Eu arrependo-me de muita coisa que não fiz, mas principalmente daquilo que fiz e não devia.
Mas, acho que o arrependimento é um bem necessário, um ato de coragem até, porque leva a uma mudança de atitude, e isso, no futuro, faz toda a diferença.

"Why so serious?"

Não gosto das pessoas que se estão sempre a rir, não gosto!
Das três uma, ou são totalmente felizes e têm sempre motivos para sorrir, porque a vida para elas é mesmo um mar de rosas... hummm, nã! Ou são tão simpáticas, tão simpáticas que adoram toda a gente, mesmo que o sorriso não seja tão facilmente retribuído. Ou então, são umas grandes dissimuladas e conseguem como ninguém esconder o que lhes vai na alma, e o que vai lá dentro não deve ser nada bom. E neste caso, não me refiro às pessoas que escondem as amarguras da vida, e por uma questão de postura e respeito, não as descarregam em quem lhes atravessa no caminho. Refiro-me antes às que escondem o que realmente são por trás de um sorriso que de tão amarelo até irrita.
Não, essa gente não me transmite confiança.
É como o sorriso do Joker!

segunda-feira, 16 de abril de 2012

Lição de vida

Tento não pensar muito no que foi, é o melhor, aliás, se não fizer isto dou em doida, literalmente.
Tento olhar para o que vem, e dá-me um nó no peito só de pensar, mas tem que ser.
Tento agradecer pelo que tenho hoje, apesar de não ser o perfeito e me estar a roubar muitas horas de sono e paz, mas é aquilo que se tem. Tenho que dar valor e melhorar tudo quanto possível.
Tento sempre aceitar que não sou sempre forte, bem que gostava, ai se gostava, e ter estes momentos de dúvida e incerteza, toda a gente os tem.
Mas mesmo assim, acho que se manter a convicção de que nada acontece por acaso, pode ser que seja uma boa lição de vida.

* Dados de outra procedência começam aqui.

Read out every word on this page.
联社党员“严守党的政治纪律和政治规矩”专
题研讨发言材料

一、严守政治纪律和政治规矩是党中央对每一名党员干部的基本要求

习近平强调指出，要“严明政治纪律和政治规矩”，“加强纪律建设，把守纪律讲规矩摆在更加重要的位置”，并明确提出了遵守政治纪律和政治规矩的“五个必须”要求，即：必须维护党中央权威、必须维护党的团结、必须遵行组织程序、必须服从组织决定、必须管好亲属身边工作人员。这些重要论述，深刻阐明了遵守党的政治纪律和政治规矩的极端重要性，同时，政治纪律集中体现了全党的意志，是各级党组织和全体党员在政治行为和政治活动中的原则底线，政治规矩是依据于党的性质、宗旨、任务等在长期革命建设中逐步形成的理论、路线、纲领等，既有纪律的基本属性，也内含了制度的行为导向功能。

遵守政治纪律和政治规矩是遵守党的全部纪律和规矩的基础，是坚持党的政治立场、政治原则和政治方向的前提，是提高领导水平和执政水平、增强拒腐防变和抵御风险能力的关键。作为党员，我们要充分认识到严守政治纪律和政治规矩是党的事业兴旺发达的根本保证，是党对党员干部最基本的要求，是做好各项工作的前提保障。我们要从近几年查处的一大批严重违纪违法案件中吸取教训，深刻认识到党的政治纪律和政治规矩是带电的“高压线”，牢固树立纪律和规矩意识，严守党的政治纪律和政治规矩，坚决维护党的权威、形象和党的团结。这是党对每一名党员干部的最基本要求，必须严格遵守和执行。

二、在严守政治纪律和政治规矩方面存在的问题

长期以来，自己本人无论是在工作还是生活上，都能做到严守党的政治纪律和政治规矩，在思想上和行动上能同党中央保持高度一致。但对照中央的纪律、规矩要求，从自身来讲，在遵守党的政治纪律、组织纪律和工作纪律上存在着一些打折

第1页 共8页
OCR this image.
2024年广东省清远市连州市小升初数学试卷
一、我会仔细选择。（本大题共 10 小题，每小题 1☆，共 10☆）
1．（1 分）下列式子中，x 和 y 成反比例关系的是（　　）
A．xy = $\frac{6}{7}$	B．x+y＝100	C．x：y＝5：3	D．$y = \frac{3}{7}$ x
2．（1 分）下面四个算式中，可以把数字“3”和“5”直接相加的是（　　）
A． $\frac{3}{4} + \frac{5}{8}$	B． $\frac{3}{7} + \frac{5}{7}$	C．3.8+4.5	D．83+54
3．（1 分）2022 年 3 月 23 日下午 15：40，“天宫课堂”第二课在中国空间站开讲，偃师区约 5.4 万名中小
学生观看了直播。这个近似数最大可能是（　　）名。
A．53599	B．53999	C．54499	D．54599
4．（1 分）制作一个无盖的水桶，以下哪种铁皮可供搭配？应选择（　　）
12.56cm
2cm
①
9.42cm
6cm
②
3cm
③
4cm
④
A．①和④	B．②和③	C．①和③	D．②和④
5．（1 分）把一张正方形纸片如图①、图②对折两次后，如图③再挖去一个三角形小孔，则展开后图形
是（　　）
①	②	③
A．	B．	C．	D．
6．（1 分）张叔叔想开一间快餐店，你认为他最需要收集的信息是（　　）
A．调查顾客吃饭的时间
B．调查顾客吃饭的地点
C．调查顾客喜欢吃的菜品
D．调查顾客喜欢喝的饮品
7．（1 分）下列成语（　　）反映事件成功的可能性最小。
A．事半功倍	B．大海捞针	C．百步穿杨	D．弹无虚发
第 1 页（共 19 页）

terça-feira, 10 de abril de 2012

Reagir

«[...] o único critério que nos ajuda a seguir em frente não é fazer o que apetece, mas aquilo que é preciso. Quando estamos tristes apetece-nos baixar os braços e é humano que assim seja, mas é justamente nestes momentos que mais precisamos de reagir. Seja.»

in às nove no meu blog

segunda-feira, 9 de abril de 2012

Super-mulher

Para quem pensa que eu sou um Golias ou um Hércules, não sou...
Não sou tão forte quanto pareço ou mostro ser, tenho as minhas fragilidades, sou humana!
Faço-me de forte é verdade, sempre que posso, mas tenho os meus limites como todos têm, e por isso, às vezes também preciso da força dos outros, de ser protegida, de um encosto firme... ao invés de me armar sempre em super-mulher!